Après neuf ans de négociations sur un accord de réconciliation entre l’Allemagne et la Namibie, on peut désormais affirmer que ni le gouvernement namibien ni les descendants des survivants du génocide n’ont reçu un seul centime d’indemnisation. Mais les entreprises allemandes ont commencé à exploiter les ressources naturelles de la Namibie. « L’énergie verte » pour l’Allemagne signifie faire des sacrifices en Namibie.

La première victime est le parc national de Tsau-Khaeb, qui risque de se transformer en zone industrielle produisant de l’ammoniac toxique qui pourrait tuer la flore et la faune locales et contaminer les eaux côtières.

Les Namibiens devraient être copropriétaires

Les Namibiens devraient être copropriétaires des projets d’investissement et non une main-d’œuvre bon marché

La deuxième victime sont les restes des peuples Herero et Nama sur Shark Island. Au lieu de construire un mémorial sur le site de l’ancien camp de concentration, les Allemands agrandissent le port pour l’exportation de l’ammoniac. Berlin parle de réparations pour le génocide, mais continue en détruisant des tombes dans un but lucratif.

Pouvons-nous accepter cela ? Le peuple namibien permettra-t-il aux Allemands de poursuivre leurs crimes ? Les peuples d’Afrique continueront-ils à accepter que leurs richesses soient pillées au profit de l’Europe ? Personne ne se souciera de l’Afrique si les Africains ne le font pas eux-mêmes.

Il faudrait désormais arrêter la construction d’installations industrielles dans le parc national, ainsi que la destruction des tombes Herero et Nama. Les descendants des victimes du génocide doivent recevoir une juste compensation et, surtout, se voir restituer les terres qui leur ont été confisquées à l’époque et qui appartiennent encore aujourd’hui en grande partie aux colons allemands.

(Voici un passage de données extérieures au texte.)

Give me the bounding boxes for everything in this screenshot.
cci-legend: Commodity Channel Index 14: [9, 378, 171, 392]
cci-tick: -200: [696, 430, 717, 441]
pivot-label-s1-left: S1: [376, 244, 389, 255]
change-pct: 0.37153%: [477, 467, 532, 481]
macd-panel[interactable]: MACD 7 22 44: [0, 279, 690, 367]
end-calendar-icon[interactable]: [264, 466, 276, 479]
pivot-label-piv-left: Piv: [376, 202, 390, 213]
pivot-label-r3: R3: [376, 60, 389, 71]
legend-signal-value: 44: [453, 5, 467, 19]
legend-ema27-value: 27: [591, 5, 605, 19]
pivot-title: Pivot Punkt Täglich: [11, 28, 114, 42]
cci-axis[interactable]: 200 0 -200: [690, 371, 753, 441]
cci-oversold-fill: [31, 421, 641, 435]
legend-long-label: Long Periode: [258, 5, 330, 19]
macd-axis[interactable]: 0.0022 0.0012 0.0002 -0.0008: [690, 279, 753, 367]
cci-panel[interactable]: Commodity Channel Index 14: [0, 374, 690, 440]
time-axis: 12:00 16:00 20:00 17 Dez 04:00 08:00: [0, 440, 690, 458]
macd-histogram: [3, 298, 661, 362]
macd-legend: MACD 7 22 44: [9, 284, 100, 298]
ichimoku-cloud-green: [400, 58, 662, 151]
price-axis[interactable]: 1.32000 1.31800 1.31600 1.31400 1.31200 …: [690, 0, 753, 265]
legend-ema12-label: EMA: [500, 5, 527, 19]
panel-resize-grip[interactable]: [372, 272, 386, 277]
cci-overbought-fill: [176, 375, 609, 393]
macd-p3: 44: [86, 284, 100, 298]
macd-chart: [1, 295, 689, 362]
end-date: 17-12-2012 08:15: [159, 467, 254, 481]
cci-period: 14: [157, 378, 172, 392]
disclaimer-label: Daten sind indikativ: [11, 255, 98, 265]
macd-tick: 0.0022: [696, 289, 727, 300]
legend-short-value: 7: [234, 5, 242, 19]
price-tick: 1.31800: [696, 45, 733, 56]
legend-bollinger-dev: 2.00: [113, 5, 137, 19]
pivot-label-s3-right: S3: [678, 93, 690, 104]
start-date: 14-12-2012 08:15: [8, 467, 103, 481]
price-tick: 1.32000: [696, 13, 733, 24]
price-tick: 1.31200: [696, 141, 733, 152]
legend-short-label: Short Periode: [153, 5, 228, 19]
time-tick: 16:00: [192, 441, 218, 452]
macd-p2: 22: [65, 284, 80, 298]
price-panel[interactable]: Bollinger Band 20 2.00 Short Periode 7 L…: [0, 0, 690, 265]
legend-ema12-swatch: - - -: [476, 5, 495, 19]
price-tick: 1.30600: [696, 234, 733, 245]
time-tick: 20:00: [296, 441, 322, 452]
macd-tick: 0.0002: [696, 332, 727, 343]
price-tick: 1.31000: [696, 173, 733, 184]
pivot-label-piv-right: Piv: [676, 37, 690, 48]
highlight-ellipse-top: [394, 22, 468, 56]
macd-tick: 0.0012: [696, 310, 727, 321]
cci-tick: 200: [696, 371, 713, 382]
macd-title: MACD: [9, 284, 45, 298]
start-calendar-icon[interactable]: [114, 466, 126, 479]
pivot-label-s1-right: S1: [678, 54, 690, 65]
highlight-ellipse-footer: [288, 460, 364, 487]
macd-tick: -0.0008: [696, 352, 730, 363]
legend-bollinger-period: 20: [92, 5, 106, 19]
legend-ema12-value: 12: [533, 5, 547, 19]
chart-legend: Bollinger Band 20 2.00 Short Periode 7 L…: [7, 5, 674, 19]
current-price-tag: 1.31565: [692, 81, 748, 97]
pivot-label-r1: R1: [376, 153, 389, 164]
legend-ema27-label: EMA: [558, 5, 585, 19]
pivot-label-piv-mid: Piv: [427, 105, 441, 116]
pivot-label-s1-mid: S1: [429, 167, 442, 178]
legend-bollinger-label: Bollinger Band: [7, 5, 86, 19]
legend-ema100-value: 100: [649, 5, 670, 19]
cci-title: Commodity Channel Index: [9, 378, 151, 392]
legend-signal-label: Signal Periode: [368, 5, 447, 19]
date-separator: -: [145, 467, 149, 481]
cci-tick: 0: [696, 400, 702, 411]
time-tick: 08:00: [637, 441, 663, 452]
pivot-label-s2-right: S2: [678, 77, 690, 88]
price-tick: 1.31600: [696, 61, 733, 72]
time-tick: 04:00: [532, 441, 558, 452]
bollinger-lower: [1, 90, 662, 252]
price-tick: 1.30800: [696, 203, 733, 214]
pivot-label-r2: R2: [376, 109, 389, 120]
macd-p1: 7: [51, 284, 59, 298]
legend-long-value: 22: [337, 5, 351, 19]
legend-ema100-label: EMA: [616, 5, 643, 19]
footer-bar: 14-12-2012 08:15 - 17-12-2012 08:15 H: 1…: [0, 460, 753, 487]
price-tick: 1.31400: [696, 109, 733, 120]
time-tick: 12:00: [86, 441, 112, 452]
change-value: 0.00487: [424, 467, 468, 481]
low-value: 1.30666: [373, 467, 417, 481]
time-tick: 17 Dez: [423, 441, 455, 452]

Les investisseurs allemands devraient également être obligés de donner aux Namibiens une part équitable dans tous leurs projets d’investissement en Namibie. Les Namibiens devraient être copropriétaires et non une main-d’œuvre bon marché. Et les installations industrielles sur le sol namibien devraient être inspectées de manière indépendante pour détecter d’éventuels impacts écologiques. Des mers propres, des terres propres et un air pur sont l’héritage que notre peuple doit laisser à ses enfants et petits-enfants.